Les deux premiers Jeepers Creepers (2001 et 2003) étaient **imparfaits**, mais ils avaient une **identité forte** :
- Un **monstre mystérieux**, dont on découvrait les origines **petit à petit**.
- Une **ambiance de road-movie horrifique**, entre **routes désertes et stations-service inquiétantes**.
- Des **scènes cultes** (la **chasse en camion**, l’**attaque dans la maison**).
- Une **bande-son iconique**, avec cette **chanson enfantine devenue cauchemar**.
*« C’est comme si ils avaient pris la checklist "comment faire un film d’horreur nul" et coché toutes les cases »*, ironise un critique. Pire : le film **ignore complètement le lore** des premiers volets. Le Creeper n’est plus un **dévorateur d’hommes**, mais un **tueur générique**, sans motivation claire. *« Dans le premier film, on avait peur RIEN QU’EN ENTENDANT SA VOIX. Là, il apparaît comme un méchant de dessin animé »*, s’indigne un fan.

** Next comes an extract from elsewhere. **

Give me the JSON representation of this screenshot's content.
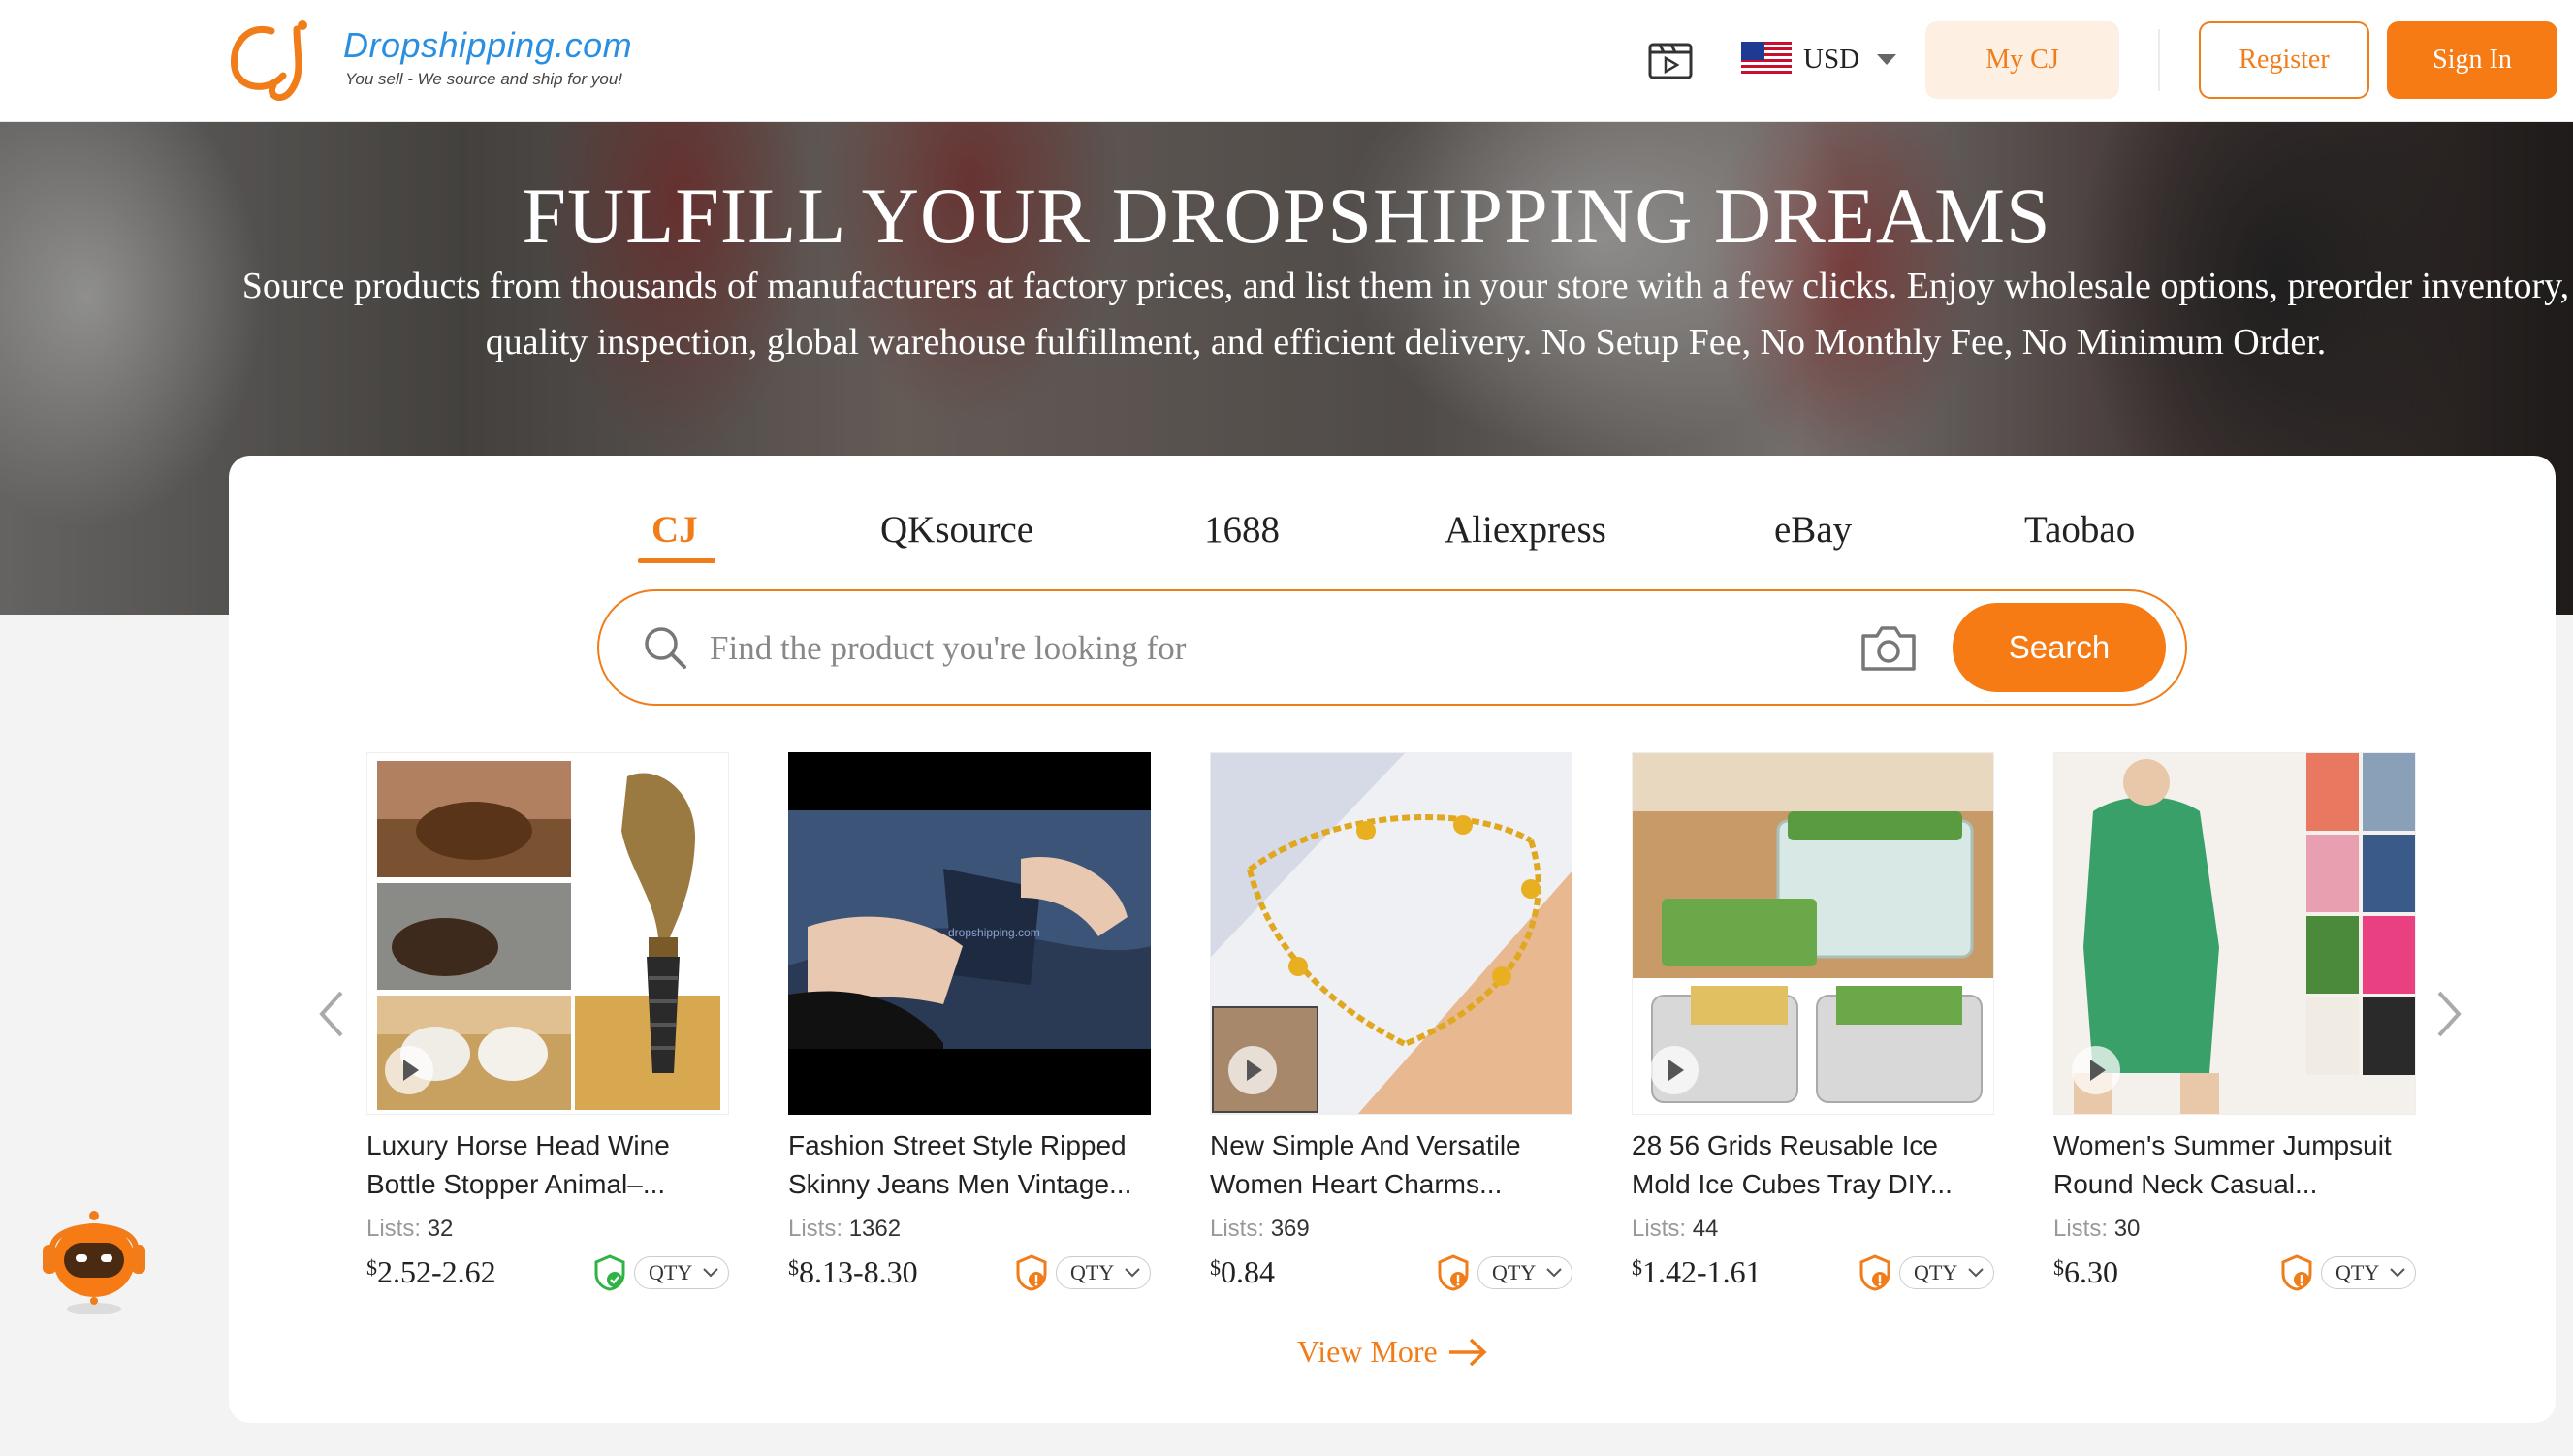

Et puis, il y a **l’éléphant dans la pièce** : **Victor Salva**. Le créateur original, dont le passé criminel a **entaché la réputation de la franchise**, n’a **rien à voir avec ce reboot**. Certains y voient une **opportunité manquée** (un nouveau départ), d’autres un **manque de légitimité**. *« Sans Salva, le Creeper perd son âme »*, estime un journaliste de Variety. Qu’on le veuille ou non, son empreinte **manque cruellement** à ce projet.
Reborn vs. The Ritual : Quand le low-cost écrase le "blockbuster raté"
Pour mesurer l’ampleur du désastre, rien de tel qu’une **comparaison impitoyable**. Prenons The Ritual (Netflix, 2017) :
- Budget : ~5M$ (contre 15M$ pour Reborn).
- Recettes : Pas de sortie en salles, mais **des millions de vues** et un **statut de film culte**.
- Note Rotten Tomatoes : 73% (contre 0%).
- Atmosphère : Une **forêt suédoise oppressante**, un **monstre terrifiant ET mystérieux**, des **personnages développés**.
- Scénario : Une **mythologie originale**, des **tensions psychologiques**, une **fin qui divise (mais qui fait réfléchir)**.
Autres exemples de films **low-cost mais efficaces** :
- Hereditary (2018) : 10M$ de budget, **200M$ de recettes**, une **terreur psychologique inégalée**.
- Get Out (2017) : 4,5M$ de budget, **255M$ de recettes**, un **scénario génial**.
- The Babadook (2014) : 2M$ de budget, **un monstre devenu icône pop culture**.
Et maintenant ? L’avenir (incertain) de la franchise
Après un tel échec, une question se pose : **Jeepers Creepers peut-il survivre ?** Les rumeurs évoquent un **quatrième film**, mais après Reborn, l’enthousiasme est **au plus bas**.
Plusieurs pistes pourraient (théoriquement) **sauver la licence** :
- Un retour aux sources : un film **low-budget**, tourné comme un **found footage**, avec un **Creeper redevenu terrifiant**.
- Une série anthologique : explorer **d’autres périodes** (les années 50, le futur) sans se limiter à des ados en danger.
- Un crossover audacieux : pourquoi pas un **affrontement avec d’autres monstres** (Freddy, Jason) ? Les fans adoreraient.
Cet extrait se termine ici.